Или он мог заявить в одном интервью:
«То, что происходит в мире, всегда было одновременно прекрасно и чудовищно. Но сегодня это особенно чудовищно. Причиной тому новый мировой экономический строй; я называю его экономическим фашизмом».
Интересно, что в его романе, который называется «Дж.» и граничит с эротикой, а то и порнографией, повествуя о персонаже, в которого вселился дух Джакомо Казановы, уже есть пассажи и об устройстве общества, и о наблюдении за природой и животными и вообще искусстве постигать мир с помощью зрения:
«В детстве ее озадачивали рога; точнее, не сами рога, а то, как они растут — твердые, выпуклые вздутия под шерстью. В подростковом возрасте она воспринимала рога как образец того, что происходит с ней самой. Она осознала, что рост рогов не означает подчинения бегу времени, не имеет ничего общего с покорностью, а просто отмечает отмеренный срок. Коровьи рога сродни жизненному опыту человека».

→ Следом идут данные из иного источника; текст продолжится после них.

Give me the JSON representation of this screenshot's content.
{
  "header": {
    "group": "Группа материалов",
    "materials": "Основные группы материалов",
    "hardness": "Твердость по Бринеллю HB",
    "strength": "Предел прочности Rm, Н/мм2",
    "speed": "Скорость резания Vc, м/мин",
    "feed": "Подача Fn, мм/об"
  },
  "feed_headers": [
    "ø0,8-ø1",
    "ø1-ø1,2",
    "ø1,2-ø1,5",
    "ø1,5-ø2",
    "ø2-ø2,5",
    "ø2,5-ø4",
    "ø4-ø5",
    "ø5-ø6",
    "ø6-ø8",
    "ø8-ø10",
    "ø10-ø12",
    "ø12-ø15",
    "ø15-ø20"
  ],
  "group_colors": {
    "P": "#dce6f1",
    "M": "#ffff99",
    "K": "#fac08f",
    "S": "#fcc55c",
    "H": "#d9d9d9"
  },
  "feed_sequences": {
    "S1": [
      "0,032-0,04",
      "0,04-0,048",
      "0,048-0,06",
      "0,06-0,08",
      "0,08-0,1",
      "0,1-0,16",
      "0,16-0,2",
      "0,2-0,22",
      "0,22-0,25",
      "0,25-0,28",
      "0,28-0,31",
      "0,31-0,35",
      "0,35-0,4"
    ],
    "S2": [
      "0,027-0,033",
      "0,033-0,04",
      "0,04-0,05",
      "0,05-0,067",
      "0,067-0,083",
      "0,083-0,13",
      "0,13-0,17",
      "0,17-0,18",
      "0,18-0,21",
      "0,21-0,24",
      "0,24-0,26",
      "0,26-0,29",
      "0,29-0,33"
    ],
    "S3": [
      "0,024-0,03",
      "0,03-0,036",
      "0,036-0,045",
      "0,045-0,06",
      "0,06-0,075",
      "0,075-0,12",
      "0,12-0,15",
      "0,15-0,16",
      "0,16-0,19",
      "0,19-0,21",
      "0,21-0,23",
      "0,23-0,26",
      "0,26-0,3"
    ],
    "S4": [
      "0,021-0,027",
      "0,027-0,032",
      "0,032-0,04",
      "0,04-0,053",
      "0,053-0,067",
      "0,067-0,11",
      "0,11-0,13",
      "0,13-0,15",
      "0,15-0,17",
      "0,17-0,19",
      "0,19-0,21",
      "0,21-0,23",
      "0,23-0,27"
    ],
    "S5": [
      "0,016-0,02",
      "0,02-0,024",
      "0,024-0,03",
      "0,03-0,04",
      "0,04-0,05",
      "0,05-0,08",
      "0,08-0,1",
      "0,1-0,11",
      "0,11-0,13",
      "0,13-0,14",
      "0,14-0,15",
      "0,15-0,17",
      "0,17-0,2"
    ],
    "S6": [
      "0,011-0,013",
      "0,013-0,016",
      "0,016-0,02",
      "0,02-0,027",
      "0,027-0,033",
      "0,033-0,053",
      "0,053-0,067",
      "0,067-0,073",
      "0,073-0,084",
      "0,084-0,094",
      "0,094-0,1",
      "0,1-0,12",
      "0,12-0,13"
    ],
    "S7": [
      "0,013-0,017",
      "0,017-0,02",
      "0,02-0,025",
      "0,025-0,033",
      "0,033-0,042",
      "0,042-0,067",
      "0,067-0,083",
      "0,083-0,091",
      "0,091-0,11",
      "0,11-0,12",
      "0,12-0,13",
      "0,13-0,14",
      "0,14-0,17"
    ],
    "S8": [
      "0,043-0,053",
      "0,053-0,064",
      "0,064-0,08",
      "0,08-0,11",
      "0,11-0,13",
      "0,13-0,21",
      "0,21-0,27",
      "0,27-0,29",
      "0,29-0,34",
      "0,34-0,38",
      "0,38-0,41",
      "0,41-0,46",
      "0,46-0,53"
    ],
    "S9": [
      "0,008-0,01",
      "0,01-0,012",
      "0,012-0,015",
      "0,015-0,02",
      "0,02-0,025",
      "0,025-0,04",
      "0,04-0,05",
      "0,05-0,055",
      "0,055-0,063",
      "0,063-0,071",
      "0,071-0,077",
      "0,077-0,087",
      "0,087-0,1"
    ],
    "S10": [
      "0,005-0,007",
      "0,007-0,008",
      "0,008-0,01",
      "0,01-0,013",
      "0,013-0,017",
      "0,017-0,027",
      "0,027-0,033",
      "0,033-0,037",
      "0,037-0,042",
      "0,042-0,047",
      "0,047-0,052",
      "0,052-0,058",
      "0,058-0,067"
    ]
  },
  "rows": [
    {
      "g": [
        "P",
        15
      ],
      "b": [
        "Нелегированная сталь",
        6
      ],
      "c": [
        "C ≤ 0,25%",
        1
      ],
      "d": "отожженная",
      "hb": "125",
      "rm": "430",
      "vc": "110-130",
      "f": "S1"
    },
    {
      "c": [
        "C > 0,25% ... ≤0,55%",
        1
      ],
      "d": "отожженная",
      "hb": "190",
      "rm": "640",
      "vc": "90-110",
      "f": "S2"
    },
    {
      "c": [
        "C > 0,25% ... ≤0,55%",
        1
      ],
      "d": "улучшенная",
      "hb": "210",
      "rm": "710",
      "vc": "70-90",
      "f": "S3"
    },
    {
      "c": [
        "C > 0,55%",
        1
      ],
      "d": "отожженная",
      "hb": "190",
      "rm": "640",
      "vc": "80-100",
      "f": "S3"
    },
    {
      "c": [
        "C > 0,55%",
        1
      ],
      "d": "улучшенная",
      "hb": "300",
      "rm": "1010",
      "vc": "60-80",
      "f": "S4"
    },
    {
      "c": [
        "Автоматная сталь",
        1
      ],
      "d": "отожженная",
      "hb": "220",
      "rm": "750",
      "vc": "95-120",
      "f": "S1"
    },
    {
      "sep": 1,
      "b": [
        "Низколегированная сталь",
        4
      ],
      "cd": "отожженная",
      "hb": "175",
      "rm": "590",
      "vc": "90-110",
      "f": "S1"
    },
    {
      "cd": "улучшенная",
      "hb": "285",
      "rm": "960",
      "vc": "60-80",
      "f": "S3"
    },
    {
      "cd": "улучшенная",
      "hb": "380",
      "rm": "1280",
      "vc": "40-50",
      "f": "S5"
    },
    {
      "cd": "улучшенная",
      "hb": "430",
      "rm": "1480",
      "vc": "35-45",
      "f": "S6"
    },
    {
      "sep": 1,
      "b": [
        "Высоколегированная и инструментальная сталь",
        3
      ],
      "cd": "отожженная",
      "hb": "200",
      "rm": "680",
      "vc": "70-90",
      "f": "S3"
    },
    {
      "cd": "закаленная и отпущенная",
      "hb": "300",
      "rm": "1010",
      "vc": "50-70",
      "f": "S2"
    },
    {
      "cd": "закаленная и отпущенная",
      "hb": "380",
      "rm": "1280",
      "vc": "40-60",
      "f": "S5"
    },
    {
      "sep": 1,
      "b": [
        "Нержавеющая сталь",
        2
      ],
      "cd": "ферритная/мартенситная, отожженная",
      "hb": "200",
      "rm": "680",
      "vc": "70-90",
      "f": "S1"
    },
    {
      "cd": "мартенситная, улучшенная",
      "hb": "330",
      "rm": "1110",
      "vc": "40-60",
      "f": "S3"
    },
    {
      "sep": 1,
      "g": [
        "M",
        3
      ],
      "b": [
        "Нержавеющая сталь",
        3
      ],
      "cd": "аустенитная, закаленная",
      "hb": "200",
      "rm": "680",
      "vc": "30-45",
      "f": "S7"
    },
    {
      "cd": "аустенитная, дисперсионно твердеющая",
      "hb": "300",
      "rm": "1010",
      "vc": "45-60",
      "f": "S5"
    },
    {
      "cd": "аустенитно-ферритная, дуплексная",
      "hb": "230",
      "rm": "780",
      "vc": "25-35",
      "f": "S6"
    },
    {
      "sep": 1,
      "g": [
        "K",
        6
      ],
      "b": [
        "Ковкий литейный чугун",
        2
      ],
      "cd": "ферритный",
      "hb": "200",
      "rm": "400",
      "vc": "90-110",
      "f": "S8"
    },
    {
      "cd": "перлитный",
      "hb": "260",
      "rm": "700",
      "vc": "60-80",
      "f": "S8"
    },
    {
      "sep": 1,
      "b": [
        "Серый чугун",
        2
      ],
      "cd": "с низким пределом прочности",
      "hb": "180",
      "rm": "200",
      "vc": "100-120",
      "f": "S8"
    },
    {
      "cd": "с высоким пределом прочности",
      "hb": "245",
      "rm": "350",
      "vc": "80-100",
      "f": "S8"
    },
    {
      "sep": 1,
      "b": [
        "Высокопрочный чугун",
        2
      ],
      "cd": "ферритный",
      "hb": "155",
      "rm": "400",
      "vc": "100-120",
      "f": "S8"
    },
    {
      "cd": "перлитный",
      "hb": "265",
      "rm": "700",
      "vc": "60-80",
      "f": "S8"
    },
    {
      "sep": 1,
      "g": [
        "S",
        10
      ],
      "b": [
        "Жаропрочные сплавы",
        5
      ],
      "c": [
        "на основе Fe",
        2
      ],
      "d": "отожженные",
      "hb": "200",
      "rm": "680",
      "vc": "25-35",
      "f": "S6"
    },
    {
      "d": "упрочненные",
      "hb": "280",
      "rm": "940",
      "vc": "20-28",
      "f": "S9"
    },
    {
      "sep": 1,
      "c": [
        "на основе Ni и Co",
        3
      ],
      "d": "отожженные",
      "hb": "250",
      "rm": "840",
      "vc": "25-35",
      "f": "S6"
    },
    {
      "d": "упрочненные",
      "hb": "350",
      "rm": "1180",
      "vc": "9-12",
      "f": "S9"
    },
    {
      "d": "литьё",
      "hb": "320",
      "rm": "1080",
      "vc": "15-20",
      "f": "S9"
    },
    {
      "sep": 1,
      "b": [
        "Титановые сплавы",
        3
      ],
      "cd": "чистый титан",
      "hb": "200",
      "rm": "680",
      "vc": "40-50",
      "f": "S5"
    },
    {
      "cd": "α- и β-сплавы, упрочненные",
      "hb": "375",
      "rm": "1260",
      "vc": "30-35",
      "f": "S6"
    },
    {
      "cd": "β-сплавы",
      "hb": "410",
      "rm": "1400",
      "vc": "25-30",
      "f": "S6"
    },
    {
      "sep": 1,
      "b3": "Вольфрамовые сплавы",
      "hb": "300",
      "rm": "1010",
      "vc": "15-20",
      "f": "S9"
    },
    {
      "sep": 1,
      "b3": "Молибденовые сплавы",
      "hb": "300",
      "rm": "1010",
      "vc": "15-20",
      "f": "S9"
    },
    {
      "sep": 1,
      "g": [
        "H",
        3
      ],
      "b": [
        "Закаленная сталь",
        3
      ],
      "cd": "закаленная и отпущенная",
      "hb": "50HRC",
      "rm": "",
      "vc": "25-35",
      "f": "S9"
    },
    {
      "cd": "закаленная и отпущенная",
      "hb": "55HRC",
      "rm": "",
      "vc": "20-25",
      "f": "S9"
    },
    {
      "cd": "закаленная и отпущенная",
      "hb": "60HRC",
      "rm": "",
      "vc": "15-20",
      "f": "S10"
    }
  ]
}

Вполне себе рождение взгляда художника.
Так зачем же смотреть на животных? Что это — дань другому знаменитому британцу, Дарвину? Или это животные, которые не только братья наши меньшие, но и более бессмертные и близкие к природе создания. Вспомним, например, и фильм Реджио «Anima mundi», в котором весь фильм то ли мы смотрим на животных, то ли они на нас… Его можно было бы посмотреть, как дополнение к этой книге… Но всё-таки животные невинны, а люди греховны, и «марксизм» чуть лучше, чем «социал-дарвинизм». Левые и левацкие дискурсы. Вроде как у до сих пор живого другого знаменитого критика — Терри Иглтона. У меня, кстати, состоялся этим летом забавный разговор с одним из представителей британского академического истеблишмента, как раз об Иглтоне. Мой собеседник-профессор его (от)лично знал. И когда я поинтересовался его мнением о господине Иглтоне, то получил в ответ не лишённую британского сарказма фразу:
«Он считает, что роман плох, если у автора романа были слуги…»
Почему я это вспомнил? Не знаю. Классовое британское общество и сарказм интеллектуалов, а ныне и наше «общество», которое стало ещё более классовым в чём-то. Ещё более омерзительным. Ложь и лицемерие власти. Со всей «патриотической», «религиозной» и прочей риторикой. Сытые животные у кормушек. Звероферма. Знаем. Читали. Плавали. Все борются за свой кусочек пирога. Постраничный гонорар. Учёную степень. Офшоры и акции. Агнцы и облака. Кисти и краски. Искусство и жизнь. Жизнь и смерть. Бёрджер с его документальными фильмами об истории искусства и книгами даёт шанс найти собственный голос. Право голоса. Даже если его никто не услышит. Может быть, всё, что остаётся — это смотреть глазами художника на животных. На загнанную лошадь, на которой катают туристов, бездомную собаку под летним проливным дождём, трясогузку на могильном кресте…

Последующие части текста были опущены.